The Assad regime has benefitted from these internecine battles in two major ways.  The regime has claimed all along the opposition is nothing but terrorists and thugs, not honest Syrians seeking political change.  And the disarray among the opposition military forces has permitted the Syrian military to regain significant amounts of territory.  The regime’s grip on power is firmer today than it was a year ago.

January 22 .... no big deal

The United States and Russia, under UN auspices, are sponsoring talks to resolve the crisis in Syria starting on January 22.  The Assad government has said it will attend; some opposition groups have refused to participate.  The Free Syrian Army probably will show up. 

I don’t think the talks will bear any fruit.  As much as the US, Russia, and Europe want an end to the terrible suffering of ordinary Syrians, as much as everyone prefers stability to chaos, the states we think of as world powers are helpless to change the facts on the ground.  Negotiations are most likely to work when there are two sides to a dispute and both sides think they can improve their position by reaching an agreement.  Having powerful external actors who can nudge both sides toward compromise helps.
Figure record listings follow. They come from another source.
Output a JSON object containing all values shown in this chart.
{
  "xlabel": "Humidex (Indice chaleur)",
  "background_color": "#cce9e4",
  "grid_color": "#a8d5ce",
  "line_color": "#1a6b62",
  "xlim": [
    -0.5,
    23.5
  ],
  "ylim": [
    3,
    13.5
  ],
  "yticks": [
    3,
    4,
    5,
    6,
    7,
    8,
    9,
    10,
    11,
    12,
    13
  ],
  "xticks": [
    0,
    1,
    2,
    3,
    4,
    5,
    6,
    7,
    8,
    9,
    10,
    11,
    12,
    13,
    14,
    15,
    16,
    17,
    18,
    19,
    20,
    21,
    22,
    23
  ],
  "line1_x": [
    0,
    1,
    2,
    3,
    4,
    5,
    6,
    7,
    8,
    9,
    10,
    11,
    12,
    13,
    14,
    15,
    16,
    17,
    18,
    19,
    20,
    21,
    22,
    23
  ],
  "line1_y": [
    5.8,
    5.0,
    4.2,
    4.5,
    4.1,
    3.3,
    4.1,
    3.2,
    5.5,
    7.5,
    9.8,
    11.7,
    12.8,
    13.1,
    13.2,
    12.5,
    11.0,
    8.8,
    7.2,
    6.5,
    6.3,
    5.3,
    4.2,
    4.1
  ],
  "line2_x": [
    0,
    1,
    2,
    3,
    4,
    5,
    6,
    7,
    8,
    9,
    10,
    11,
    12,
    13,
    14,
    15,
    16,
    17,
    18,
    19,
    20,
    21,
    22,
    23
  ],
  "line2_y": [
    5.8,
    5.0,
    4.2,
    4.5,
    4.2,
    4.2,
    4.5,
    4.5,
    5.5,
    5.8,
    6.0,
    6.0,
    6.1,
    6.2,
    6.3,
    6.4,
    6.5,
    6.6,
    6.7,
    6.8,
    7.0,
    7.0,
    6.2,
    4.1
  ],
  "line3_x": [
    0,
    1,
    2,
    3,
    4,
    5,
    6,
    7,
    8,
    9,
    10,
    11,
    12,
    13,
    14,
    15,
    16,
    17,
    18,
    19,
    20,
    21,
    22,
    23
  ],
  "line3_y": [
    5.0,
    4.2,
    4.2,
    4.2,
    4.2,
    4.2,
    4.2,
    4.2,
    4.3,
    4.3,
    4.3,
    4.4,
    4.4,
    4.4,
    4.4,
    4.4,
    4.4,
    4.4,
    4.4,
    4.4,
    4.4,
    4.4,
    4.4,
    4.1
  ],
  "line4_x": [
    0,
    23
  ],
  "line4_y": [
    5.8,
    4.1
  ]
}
But there aren’t two sides in Syria, there are multiple armed groups with only partially overlapping agendas.  Some groups think they would be better off with a cease fire; others feel events are moving in their favor.  Russia and Iran both have some influence in Damascus with cooperation going back to the 1970s and continuing weapons sales but (even if they wanted to) Russia could hardly persuade the Syrian government to dismantle itself.  The US and European states like France and Britain have some influence with some opposition groups, notably the Free Syrian Army, but no contact, let alone leverage with the better equipped and more effective fighting forces supported by Saudi Arabia, Qatar and others. 

In the short run it is hard to see any positive development in Syria, though I certainly hope that when somebody reads that in a month or two they will be able to laugh at how far off that prediction was.  The future of the Assad regime as a core issue has been overshadowed by what outside forces have defined as a Sunni-Shi’a conflict and struggle between Iran and Saudi Arabia for influence in the Middle East. 

And all that means that the humanitarian catastrophe that is Syria today will only get worse.  Tens of thousands more will die; hundreds of thousands will become refugees.